GLENFIELD PARK SPECIAL SCHOOL
The Hon. DOROTHY ISAKSEN: Will the Minister for School Education and Youth Affairs inform the House why the Glenfield Park Special School is refusing to accept more boarders when there are apparently vacancies? Is the school reducing its intake or are there plans to have the school closed?
The Hon. VIRGINIA CHADWICK: I assure the honourable member that the variety of services available at Glenfield Park Special School will continue. It is not intended that any aspect of the complex be abandoned. A move is in train to scale down the fairly large boarding and residential institutional component of Glenfield Park. That is in line with the policy which I believe has bipartisan support of moving away from institutionalisation. A number of families and children have come to rely heavily on the use of that boarding accommodation component of Glenfield Park. It is for that reason that a boarding component will continue, to keep faith with and assist the families involved. From memory a residential component will be retained for about 42 children at Glenfield Park. I have no hesitation in telling the House that it was a difficult decision for me to balance my personal views about the desirability of maintaining a residential institutional setting for children, many of whom have intellectual disabilities and or are emotionally disturbed. It is not something that sits altogether comfortably with me.

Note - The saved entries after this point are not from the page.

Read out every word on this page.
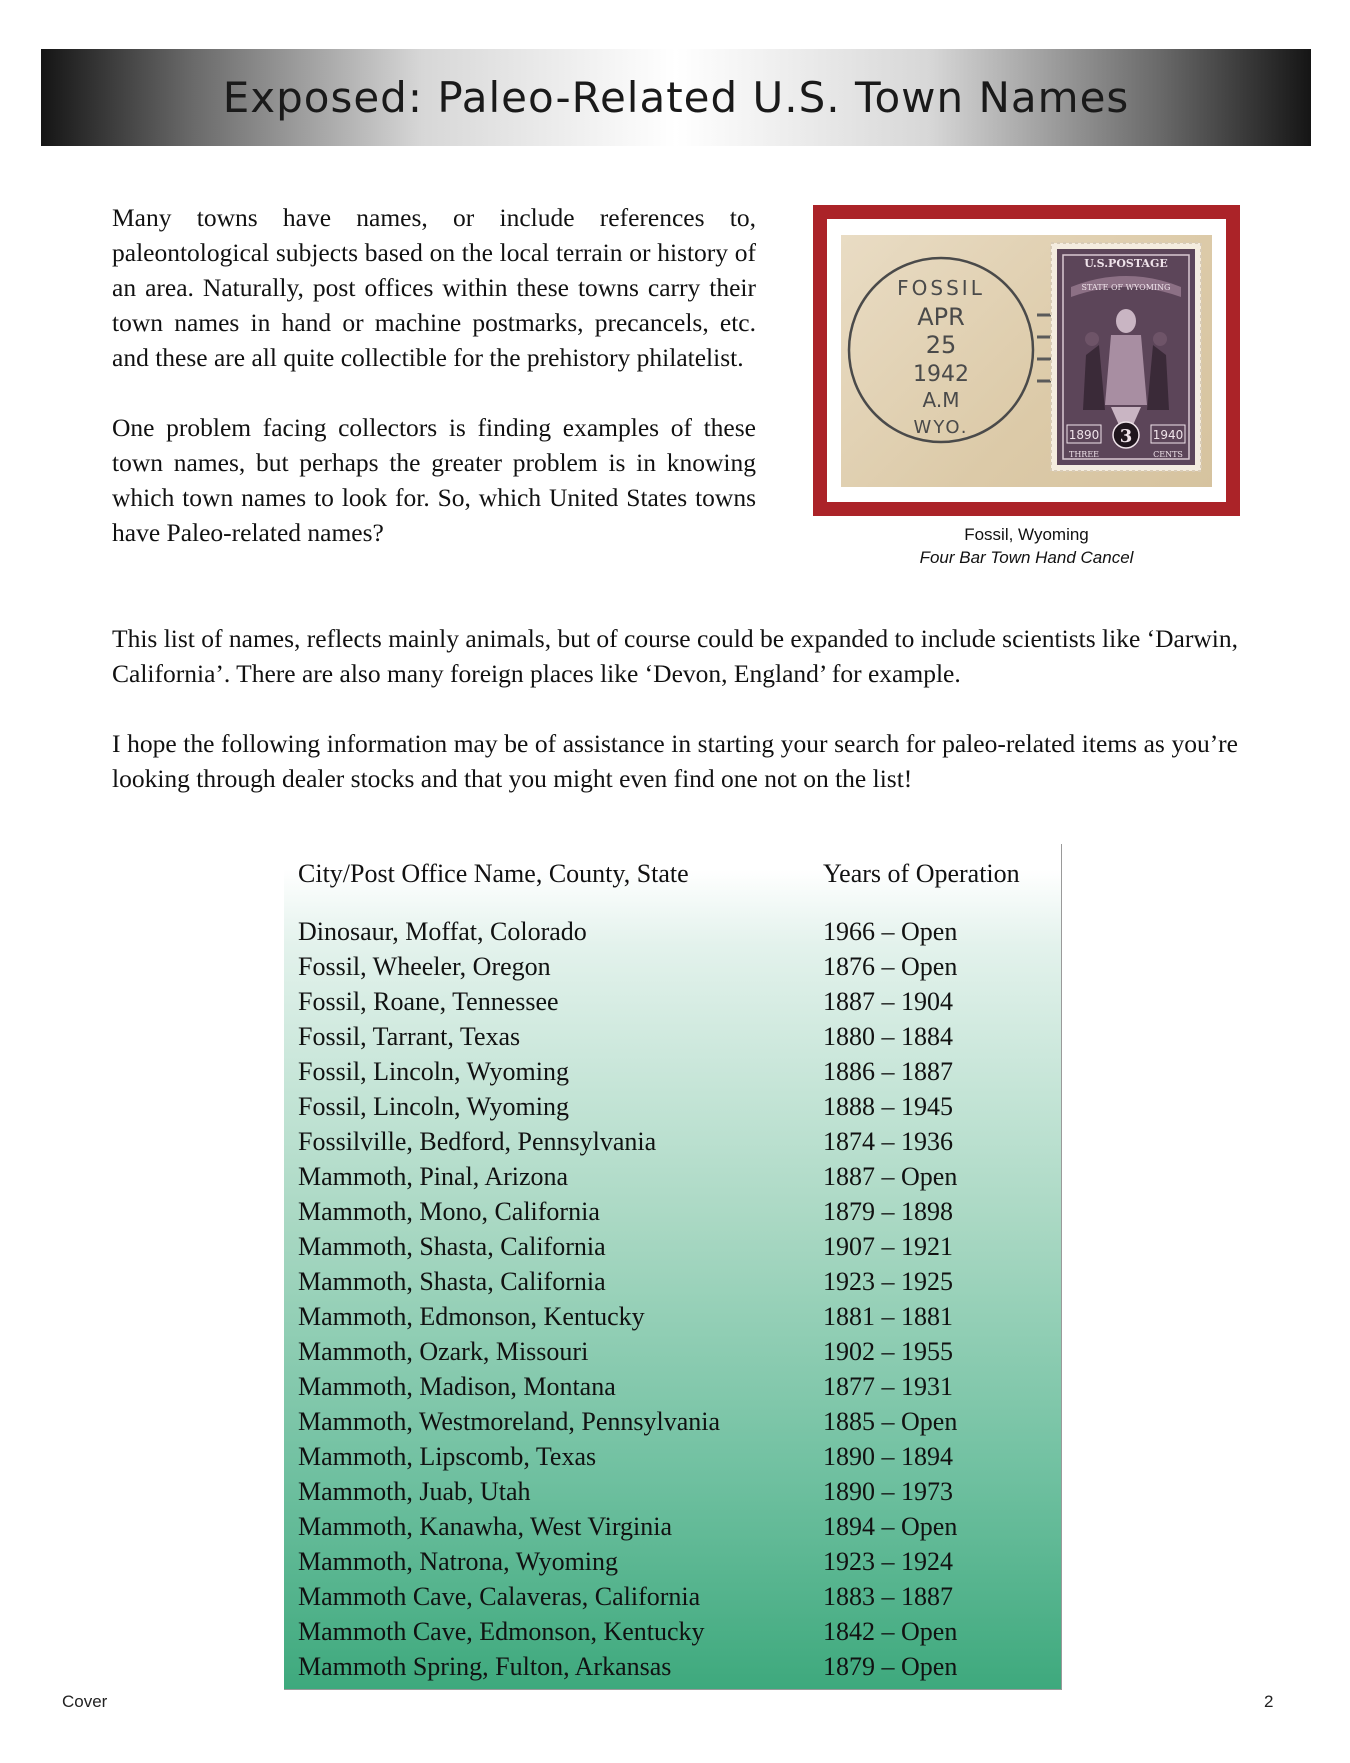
Exposed: Paleo-Related U.S. Town Names

Many towns have names, or include references to, paleontological subjects based on the local terrain or history of an area. Naturally, post offices within these towns carry their town names in hand or machine postmarks, precancels, etc. and these are all quite collectible for the prehistory philatelist.

One problem facing collectors is finding examples of these town names, but perhaps the greater problem is in knowing which town names to look for. So, which United States towns have Paleo-related names?

This list of names, reflects mainly animals, but of course could be expanded to include scientists like ‘Darwin, California’. There are also many foreign places like ‘Devon, England’ for example.

I hope the following information may be of assistance in starting your search for paleo-related items as you’re looking through dealer stocks and that you might even find one not on the list!

FOSSIL
APR
25
1942
A.M
WYO.
U.S.POSTAGE
STATE OF WYOMING
1890	1940
3
THREE	CENTS
Fossil, Wyoming
Four Bar Town Hand Cancel
City/Post Office Name, County, State	Years of Operation
Dinosaur, Moffat, Colorado	1966 – Open
Fossil, Wheeler, Oregon	1876 – Open
Fossil, Roane, Tennessee	1887 – 1904
Fossil, Tarrant, Texas	1880 – 1884
Fossil, Lincoln, Wyoming	1886 – 1887
Fossil, Lincoln, Wyoming	1888 – 1945
Fossilville, Bedford, Pennsylvania	1874 – 1936
Mammoth, Pinal, Arizona	1887 – Open
Mammoth, Mono, California	1879 – 1898
Mammoth, Shasta, California	1907 – 1921
Mammoth, Shasta, California	1923 – 1925
Mammoth, Edmonson, Kentucky	1881 – 1881
Mammoth, Ozark, Missouri	1902 – 1955
Mammoth, Madison, Montana	1877 – 1931
Mammoth, Westmoreland, Pennsylvania	1885 – Open
Mammoth, Lipscomb, Texas	1890 – 1894
Mammoth, Juab, Utah	1890 – 1973
Mammoth, Kanawha, West Virginia	1894 – Open
Mammoth, Natrona, Wyoming	1923 – 1924
Mammoth Cave, Calaveras, California	1883 – 1887
Mammoth Cave, Edmonson, Kentucky	1842 – Open
Mammoth Spring, Fulton, Arkansas	1879 – Open
Cover	2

I was conscious of the large number of representations that had been made and the high level of concerns and anxiety. Therefore I have maintained a residential component. My understanding is that the excellent assistant director general and his team in the southwest region will be developing more home-like cottage aspects. I know that Alan Laughlan, the assistant director general, is keen to develop a parents support and link program as well as day attendance. It is hoped that the small scale, more non-institutional model can be adopted throughout New South Wales to assist children in this special category. I should be astonished if the Hon. Dorothy Isaksen thought that the soundest policy in terms of the needs of young persons in a statewide service for children who are disturbed or disabled was for them to be so far away from homes and families. I assure the honourable member that if the number of children involved is not 42, I shall let her know. Given her interest in this subject, if she would like any further detail about Glenfield Park and the proposals for its future, my office will be delighted to provide it.
The Hon. R. J. WEBSTER: I suggest that if honourable members have further questions, they place them on the notice paper.